Die allermeisten Lichtsignalanlagen sind aber so bieder, wie ihre amtliche Bezeichnung es schon sagt. Ein Männlein signalisiert bei Rot mit hängenden Armen stopp, Grün zeigt ihn im flotten Schritt. Die Ost-Variante, das Männchen mit Hut, hat bei DDR-Nostalgikern Kultstatus wie der Trabi. Psychologen haben übrigens herausgefunden, dass Passanten nur den Farbwechsel wahrnehmen, nicht die Symbole.

Bei den Ampeln für Autofahrer herrscht weltweit ausnahmsweise Einigkeit.
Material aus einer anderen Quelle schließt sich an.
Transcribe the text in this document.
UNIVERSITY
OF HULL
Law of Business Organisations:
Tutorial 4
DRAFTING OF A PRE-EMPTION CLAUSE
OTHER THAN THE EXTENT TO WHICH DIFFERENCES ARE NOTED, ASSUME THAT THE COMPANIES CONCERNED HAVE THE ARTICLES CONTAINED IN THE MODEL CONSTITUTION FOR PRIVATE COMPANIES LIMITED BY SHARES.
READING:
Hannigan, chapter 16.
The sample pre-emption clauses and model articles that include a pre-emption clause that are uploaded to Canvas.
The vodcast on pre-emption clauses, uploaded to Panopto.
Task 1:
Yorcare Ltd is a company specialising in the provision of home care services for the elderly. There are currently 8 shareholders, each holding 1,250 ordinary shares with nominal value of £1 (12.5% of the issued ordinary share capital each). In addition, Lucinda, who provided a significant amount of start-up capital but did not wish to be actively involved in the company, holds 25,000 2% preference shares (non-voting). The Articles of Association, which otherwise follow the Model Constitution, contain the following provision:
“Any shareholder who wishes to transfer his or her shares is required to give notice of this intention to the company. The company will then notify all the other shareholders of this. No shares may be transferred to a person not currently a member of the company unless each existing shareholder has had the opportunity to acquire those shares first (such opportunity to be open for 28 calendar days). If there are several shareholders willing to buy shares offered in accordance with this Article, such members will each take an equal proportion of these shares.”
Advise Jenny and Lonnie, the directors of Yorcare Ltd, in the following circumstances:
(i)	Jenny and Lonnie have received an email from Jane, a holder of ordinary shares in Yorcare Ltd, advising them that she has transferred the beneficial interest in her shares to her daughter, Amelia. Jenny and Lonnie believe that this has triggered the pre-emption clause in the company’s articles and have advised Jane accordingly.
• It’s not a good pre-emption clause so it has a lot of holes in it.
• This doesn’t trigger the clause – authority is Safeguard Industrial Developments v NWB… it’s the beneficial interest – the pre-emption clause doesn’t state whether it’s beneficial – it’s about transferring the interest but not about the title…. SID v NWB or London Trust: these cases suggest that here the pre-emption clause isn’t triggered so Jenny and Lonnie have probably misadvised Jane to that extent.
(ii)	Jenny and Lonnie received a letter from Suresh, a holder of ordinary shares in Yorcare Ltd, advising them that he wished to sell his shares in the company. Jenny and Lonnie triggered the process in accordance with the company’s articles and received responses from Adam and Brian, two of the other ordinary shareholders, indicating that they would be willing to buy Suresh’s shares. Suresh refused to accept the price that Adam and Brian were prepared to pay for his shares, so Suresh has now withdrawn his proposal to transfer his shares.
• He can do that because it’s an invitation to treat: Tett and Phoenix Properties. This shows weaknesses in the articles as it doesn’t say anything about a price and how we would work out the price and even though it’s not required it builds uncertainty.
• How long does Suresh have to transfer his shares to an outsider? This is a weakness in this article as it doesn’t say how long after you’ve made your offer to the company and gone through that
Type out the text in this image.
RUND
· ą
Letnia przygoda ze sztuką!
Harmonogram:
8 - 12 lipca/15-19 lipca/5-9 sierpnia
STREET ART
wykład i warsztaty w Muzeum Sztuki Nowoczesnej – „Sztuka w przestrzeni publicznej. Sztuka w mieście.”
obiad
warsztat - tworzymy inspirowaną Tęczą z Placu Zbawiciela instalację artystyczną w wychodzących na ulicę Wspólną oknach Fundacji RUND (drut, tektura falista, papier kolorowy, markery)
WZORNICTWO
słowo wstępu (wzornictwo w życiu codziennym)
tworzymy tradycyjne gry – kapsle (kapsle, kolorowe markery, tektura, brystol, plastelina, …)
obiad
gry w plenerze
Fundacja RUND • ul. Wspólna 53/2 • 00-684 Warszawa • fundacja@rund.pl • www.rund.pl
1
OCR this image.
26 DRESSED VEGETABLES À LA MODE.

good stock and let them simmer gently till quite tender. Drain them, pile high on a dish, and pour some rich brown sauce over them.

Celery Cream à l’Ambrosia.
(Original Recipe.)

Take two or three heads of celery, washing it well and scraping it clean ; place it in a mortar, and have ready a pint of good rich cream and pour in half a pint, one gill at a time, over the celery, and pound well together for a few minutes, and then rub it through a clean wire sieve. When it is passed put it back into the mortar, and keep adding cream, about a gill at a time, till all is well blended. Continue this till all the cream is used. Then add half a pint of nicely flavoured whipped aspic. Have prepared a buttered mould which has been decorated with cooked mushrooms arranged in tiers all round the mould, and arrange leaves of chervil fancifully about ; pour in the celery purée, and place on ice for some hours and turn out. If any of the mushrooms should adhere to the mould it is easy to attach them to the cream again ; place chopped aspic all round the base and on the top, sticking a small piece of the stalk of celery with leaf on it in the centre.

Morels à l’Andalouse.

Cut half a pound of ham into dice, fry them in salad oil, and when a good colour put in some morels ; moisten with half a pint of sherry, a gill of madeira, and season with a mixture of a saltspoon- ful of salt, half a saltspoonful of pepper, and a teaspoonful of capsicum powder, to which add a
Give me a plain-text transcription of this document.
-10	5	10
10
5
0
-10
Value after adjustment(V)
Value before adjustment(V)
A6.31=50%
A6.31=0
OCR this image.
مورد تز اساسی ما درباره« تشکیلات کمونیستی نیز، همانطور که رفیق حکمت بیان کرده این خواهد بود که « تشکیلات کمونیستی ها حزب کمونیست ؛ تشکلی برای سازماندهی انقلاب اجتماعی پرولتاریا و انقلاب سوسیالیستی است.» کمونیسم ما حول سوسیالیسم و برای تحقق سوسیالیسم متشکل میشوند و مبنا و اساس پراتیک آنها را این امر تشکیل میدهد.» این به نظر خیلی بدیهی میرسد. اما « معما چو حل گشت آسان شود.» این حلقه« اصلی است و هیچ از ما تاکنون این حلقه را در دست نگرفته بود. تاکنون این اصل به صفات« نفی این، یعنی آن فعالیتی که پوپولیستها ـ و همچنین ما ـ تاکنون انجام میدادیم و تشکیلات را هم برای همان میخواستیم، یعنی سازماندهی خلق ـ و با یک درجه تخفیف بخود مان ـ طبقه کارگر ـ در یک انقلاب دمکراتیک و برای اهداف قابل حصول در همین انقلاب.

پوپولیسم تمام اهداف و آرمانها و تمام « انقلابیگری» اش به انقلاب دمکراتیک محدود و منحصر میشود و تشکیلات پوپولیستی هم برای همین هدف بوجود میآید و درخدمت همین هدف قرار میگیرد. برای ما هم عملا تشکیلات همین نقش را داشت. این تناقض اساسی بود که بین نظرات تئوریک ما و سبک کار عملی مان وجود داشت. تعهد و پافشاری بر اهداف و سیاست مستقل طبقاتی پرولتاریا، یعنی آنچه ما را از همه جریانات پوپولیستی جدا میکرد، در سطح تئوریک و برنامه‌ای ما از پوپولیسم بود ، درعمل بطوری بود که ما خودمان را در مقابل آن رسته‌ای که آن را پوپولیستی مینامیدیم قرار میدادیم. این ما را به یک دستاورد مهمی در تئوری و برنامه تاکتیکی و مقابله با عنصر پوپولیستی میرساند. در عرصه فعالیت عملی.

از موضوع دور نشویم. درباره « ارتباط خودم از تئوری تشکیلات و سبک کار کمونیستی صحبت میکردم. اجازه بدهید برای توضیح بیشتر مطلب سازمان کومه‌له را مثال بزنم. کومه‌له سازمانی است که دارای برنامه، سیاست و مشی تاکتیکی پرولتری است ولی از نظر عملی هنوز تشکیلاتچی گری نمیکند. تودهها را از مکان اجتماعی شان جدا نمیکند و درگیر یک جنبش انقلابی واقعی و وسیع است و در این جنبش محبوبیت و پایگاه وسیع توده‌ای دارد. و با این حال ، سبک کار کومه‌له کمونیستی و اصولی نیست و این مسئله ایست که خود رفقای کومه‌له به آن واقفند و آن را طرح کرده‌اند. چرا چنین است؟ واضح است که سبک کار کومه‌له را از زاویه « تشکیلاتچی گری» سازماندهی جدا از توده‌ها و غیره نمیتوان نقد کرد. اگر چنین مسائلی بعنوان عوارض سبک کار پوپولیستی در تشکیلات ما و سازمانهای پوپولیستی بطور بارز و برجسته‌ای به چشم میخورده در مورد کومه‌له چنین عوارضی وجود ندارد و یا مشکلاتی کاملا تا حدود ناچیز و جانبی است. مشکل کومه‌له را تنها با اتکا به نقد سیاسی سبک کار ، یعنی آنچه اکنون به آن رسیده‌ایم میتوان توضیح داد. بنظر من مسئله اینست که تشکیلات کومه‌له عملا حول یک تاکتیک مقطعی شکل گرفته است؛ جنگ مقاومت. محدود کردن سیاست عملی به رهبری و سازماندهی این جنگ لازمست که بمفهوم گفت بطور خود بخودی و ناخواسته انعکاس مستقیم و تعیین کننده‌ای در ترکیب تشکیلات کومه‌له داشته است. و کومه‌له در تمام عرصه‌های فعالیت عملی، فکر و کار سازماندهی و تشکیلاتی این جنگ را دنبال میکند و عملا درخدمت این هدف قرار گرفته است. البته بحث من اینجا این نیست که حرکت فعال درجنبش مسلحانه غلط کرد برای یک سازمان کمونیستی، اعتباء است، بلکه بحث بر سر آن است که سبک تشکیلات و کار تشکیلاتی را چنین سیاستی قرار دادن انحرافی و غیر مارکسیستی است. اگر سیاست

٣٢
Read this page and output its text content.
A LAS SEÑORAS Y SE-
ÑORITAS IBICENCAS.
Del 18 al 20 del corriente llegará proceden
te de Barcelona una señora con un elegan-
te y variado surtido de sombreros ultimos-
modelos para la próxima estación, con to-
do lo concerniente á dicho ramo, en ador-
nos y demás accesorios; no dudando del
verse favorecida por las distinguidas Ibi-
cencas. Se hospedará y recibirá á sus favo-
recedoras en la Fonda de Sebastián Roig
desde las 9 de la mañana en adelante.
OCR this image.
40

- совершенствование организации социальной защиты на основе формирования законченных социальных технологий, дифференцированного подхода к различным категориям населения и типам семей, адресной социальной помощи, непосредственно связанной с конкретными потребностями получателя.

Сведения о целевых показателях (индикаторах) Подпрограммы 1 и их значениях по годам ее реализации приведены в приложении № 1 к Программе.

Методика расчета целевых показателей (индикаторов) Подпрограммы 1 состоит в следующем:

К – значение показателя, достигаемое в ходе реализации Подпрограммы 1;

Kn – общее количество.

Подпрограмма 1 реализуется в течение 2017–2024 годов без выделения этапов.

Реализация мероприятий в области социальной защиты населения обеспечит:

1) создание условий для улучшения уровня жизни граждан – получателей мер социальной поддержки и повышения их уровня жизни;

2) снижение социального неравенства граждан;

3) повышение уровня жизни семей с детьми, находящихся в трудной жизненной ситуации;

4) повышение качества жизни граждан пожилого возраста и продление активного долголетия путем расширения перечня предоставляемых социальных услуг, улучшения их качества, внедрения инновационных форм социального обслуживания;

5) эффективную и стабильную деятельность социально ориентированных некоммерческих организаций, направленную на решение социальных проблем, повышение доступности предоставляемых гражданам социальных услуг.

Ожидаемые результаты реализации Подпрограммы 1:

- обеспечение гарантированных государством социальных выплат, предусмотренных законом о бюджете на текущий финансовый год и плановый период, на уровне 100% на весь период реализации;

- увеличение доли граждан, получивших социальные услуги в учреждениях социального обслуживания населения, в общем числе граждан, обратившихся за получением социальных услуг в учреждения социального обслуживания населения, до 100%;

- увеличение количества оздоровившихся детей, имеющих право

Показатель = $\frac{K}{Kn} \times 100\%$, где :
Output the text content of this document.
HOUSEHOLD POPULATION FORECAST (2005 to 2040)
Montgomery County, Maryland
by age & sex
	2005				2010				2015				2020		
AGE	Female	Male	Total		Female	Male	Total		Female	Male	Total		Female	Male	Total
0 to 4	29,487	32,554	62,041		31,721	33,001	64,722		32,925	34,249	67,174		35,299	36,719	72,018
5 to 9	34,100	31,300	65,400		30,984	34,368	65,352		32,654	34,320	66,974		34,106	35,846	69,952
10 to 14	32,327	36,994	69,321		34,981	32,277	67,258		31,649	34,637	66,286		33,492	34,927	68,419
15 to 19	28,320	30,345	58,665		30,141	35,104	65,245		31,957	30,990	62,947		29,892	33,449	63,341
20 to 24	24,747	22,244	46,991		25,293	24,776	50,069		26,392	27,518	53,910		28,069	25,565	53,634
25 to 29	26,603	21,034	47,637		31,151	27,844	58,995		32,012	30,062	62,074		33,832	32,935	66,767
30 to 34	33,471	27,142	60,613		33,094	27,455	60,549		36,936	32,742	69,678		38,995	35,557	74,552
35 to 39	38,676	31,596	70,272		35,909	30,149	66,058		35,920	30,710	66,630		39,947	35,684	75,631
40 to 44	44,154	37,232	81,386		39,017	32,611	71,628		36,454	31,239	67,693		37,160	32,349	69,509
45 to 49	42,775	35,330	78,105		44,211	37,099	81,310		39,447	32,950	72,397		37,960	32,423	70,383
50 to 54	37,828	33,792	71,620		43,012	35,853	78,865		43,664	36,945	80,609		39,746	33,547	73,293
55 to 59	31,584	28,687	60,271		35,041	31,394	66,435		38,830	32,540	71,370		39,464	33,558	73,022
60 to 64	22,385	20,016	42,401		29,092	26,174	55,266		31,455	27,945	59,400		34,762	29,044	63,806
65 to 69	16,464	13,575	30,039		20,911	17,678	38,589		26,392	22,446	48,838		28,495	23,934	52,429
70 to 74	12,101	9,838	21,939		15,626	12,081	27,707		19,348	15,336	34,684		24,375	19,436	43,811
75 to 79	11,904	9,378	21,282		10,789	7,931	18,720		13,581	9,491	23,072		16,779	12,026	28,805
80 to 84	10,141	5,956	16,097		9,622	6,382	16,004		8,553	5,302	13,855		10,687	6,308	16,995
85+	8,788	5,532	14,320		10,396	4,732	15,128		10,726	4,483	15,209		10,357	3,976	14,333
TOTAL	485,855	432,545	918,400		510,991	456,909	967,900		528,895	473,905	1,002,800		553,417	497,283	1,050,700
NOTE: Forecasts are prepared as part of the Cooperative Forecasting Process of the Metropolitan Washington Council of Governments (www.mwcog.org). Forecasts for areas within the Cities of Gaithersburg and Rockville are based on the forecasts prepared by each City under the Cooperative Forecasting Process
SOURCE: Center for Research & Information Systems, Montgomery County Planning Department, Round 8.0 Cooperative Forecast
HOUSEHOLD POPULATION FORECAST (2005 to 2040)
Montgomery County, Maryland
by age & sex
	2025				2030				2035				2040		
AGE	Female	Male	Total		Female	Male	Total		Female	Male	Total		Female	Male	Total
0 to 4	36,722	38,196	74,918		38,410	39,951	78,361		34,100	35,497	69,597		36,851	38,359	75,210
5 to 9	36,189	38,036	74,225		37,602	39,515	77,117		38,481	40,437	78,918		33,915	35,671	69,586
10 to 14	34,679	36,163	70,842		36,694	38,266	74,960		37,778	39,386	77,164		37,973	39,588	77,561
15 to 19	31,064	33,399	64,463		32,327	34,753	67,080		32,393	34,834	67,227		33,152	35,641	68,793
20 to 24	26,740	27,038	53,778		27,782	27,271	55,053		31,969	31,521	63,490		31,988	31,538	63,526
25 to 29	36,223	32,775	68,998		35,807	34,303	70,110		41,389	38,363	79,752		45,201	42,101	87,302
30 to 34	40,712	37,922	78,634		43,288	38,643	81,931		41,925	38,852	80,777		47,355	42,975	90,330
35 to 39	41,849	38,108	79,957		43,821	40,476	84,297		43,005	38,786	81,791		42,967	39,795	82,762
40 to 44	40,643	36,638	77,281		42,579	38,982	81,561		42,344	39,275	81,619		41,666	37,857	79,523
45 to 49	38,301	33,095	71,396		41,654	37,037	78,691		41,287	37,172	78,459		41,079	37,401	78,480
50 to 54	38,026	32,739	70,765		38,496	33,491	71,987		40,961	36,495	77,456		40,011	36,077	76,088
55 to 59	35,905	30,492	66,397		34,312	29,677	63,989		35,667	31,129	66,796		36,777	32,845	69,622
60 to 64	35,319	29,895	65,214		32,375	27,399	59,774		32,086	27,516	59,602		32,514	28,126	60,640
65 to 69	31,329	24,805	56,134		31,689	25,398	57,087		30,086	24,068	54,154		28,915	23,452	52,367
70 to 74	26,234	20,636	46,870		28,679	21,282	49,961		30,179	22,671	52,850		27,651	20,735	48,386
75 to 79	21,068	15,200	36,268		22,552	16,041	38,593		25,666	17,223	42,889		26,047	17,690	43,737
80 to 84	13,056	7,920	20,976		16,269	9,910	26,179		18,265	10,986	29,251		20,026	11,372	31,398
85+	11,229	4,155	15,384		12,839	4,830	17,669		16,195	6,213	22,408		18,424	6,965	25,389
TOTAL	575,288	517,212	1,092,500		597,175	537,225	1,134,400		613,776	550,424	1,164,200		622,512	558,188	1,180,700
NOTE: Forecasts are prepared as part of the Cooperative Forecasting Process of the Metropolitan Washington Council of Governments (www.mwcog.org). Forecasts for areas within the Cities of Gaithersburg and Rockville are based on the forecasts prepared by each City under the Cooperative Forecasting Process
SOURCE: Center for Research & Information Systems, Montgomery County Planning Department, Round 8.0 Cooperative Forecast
Nur in Ausnahmefällen wird auf das gelbe Licht verzichtet oder sind die Lichter wie etwa in Japan waagerecht statt senkrecht angeordnet. Die Kommunistische Partei Chinas störte sich zwar daran, dass Rot für Halt steht, denn Rot bedeutet für Maos Enkel Aufbruch und Fortschritt, nicht Stillstand, aber wegen der unkalkulierbaren Folgen blieb es bei Gedankenspielen, an der Farbbedeutung der Ampeln zu rütteln. 

Dass die Digitalisierung nicht an der Ampel vorübergeht, ist klar. Die Ampel 4.0 könnte in Vernetzung mit autonom fahrenden Autos die Verkehrsströme optimal regeln. Aber warten müsste man vermutlich trotzdem.